Three New York Assemblymembers face challenges from their left in the form of candidates endorsed by the WFP and DSA: They are Stefani Zinerman (who faces Eon Huntley in HD56), Michael Benedetto (who faces Jonathan Soto in HD82), and Didi Barrett (who faces Claire Cousin in HD106). The incumbents are also receiving support from Solidarity PAC, a new super PAC formed to boost pro-Israel candidates.
All incumbents won.
New York | AD35 (Dem primary)

Hiram Monserrate, a former state seantor who allied with the GOP in the late 2000s and was then expelled from the Senate over domestic violence accusations, is trying yet another comeback. He faces nonprofit executive Larinda Hooks in this open race.
New York | AD37 (Dem primary)

Democratic Assemblymember Juan Ardila faced multiple sexual assault allegations earlier this year, prompting calls for him to resign. Instead, he is running for reelection. His two challengers have drawn support from different factions of the party. Claire Valdez has support from the WFP and from DSA; Johanna Carmona is backed by Solidarity PAC.
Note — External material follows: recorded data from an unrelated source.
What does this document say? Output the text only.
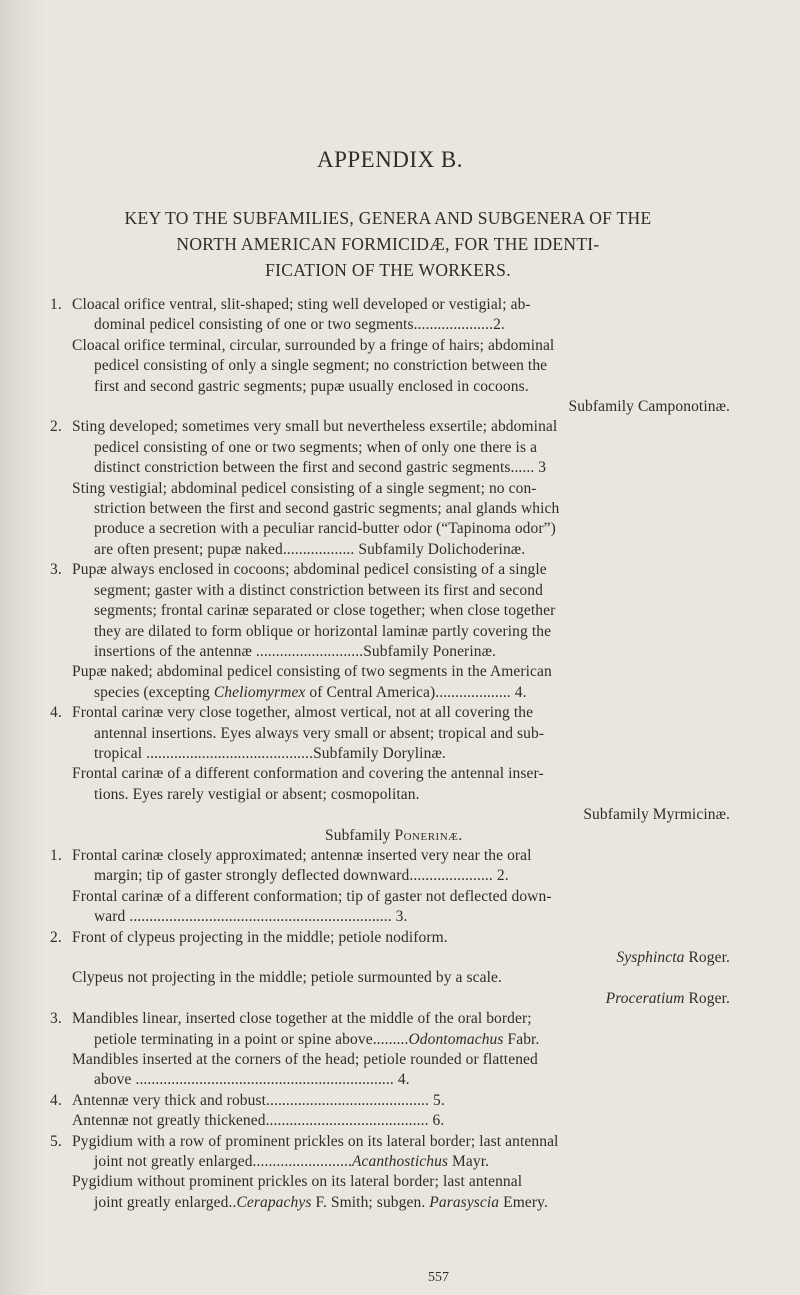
APPENDIX B.
KEY TO THE SUBFAMILIES, GENERA AND SUBGENERA OF THE
NORTH AMERICAN FORMICIDÆ, FOR THE IDENTI-
FICATION OF THE WORKERS.
1. Cloacal orifice ventral, slit-shaped; sting well developed or vestigial; ab-
dominal pedicel consisting of one or two segments....................2.
Cloacal orifice terminal, circular, surrounded by a fringe of hairs; abdominal
pedicel consisting of only a single segment; no constriction between the
first and second gastric segments; pupæ usually enclosed in cocoons.
Subfamily Camponotinæ.
2. Sting developed; sometimes very small but nevertheless exsertile; abdominal
pedicel consisting of one or two segments; when of only one there is a
distinct constriction between the first and second gastric segments...... 3
Sting vestigial; abdominal pedicel consisting of a single segment; no con-
striction between the first and second gastric segments; anal glands which
produce a secretion with a peculiar rancid-butter odor (“Tapinoma odor”)
are often present; pupæ naked.................. Subfamily Dolichoderinæ.
3. Pupæ always enclosed in cocoons; abdominal pedicel consisting of a single
segment; gaster with a distinct constriction between its first and second
segments; frontal carinæ separated or close together; when close together
they are dilated to form oblique or horizontal laminæ partly covering the
insertions of the antennæ ...........................Subfamily Ponerinæ.
Pupæ naked; abdominal pedicel consisting of two segments in the American
species (excepting Cheliomyrmex of Central America)................... 4.
4. Frontal carinæ very close together, almost vertical, not at all covering the
antennal insertions. Eyes always very small or absent; tropical and sub-
tropical ..........................................Subfamily Dorylinæ.
Frontal carinæ of a different conformation and covering the antennal inser-
tions. Eyes rarely vestigial or absent; cosmopolitan.
Subfamily Myrmicinæ.
Subfamily Ponerinæ.
1. Frontal carinæ closely approximated; antennæ inserted very near the oral
margin; tip of gaster strongly deflected downward..................... 2.
Frontal carinæ of a different conformation; tip of gaster not deflected down-
ward .................................................................. 3.
2. Front of clypeus projecting in the middle; petiole nodiform.
Sysphincta Roger.
Clypeus not projecting in the middle; petiole surmounted by a scale.
Proceratium Roger.
3. Mandibles linear, inserted close together at the middle of the oral border;
petiole terminating in a point or spine above.........Odontomachus Fabr.
Mandibles inserted at the corners of the head; petiole rounded or flattened
above ................................................................. 4.
4. Antennæ very thick and robust......................................... 5.
Antennæ not greatly thickened......................................... 6.
5. Pygidium with a row of prominent prickles on its lateral border; last antennal
joint not greatly enlarged.........................Acanthostichus Mayr.
Pygidium without prominent prickles on its lateral border; last antennal
joint greatly enlarged..Cerapachys F. Smith; subgen. Parasyscia Emery.
557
Colorado | Denver (Dem primary)

With Denver DA Beth McCann retiring, two candidates are running to replace her in the Democratic primary. A candidate who was championing reform positions, civil rights attorney Lisi Owen, failed to make the ballot in April, narrowing the range of options.

Candidate John Walsh, a former U.S. Attorney endorsed by McCann, is aligned with the incumbent’s approach of incremental change, Denverite reports. His opponent Leora Joseph, a former prosecutor who now leads the Office of Behavioral Health, is endorsed by the local police union and says the office should be more punitive. Unlike Walsh, Joseph is opposed to setting up a safe injection site in Denver. 
Colorado | 23rd district: Douglas, Elbert, and Lincoln counties (GOP primary)
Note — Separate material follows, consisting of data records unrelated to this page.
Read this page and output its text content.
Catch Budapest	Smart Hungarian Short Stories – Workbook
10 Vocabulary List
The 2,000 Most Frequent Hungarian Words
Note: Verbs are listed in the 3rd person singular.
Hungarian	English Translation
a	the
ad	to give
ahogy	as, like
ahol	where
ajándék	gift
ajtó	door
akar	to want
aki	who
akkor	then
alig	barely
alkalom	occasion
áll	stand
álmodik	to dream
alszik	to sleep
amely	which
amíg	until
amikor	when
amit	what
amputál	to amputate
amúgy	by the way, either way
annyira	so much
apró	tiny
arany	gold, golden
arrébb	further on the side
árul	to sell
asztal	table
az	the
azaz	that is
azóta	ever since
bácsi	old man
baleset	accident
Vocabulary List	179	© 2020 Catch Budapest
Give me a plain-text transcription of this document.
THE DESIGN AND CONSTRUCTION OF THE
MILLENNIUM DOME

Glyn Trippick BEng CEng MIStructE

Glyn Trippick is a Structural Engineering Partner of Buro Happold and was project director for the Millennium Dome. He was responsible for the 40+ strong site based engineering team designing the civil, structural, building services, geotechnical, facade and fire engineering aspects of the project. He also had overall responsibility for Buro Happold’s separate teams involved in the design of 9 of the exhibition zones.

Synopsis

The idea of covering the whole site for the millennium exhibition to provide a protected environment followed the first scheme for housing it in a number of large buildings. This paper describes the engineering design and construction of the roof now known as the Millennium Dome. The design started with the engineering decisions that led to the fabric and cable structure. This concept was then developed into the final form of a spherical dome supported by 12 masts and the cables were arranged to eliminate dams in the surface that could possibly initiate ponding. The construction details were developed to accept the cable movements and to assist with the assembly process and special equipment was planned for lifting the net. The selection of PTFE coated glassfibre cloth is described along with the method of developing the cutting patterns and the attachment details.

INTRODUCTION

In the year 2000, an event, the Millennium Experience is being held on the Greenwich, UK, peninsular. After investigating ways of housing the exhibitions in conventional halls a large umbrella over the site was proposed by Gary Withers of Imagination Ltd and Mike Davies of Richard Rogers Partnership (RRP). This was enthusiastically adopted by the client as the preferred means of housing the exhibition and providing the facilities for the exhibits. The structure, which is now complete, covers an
George Brauchler, a former DA known for his defense of the death penalty and other harsh punishments such as life without parole for minors, is making a comeback in this newly-created district. He faces fellow Republican Dagny Van Der Jagt. (The primary winner will face no opponent in the general election.)
New York | Albany (Dem primary)

David Soares, the longtime Democratic DA of New York’s capital county, has been a vocal critic of his party’s recent criminal justice reforms, and pushed for their rollback. He faces challenger Lee Kindlon, backed by the Working Families Party, who has been more supportive toward these changes, Bolts reports.
New York | Westchester (Dem primary)

Mimi Rocah is retiring after just one term as Westchester County’s DA, and two Democrats are running to replace her: Susan Cacace, a former prosecutor and former judge, and William Wagstaff, a civil rights attorney who also has the Working Families Party’s support. (A third candidate dropped out mid-June.) The DA will take over in a county that’s seen repeat scandals with police misconduct, forcing questions on prosecutors as to how they’ll handle cases with possibly tainted testimony.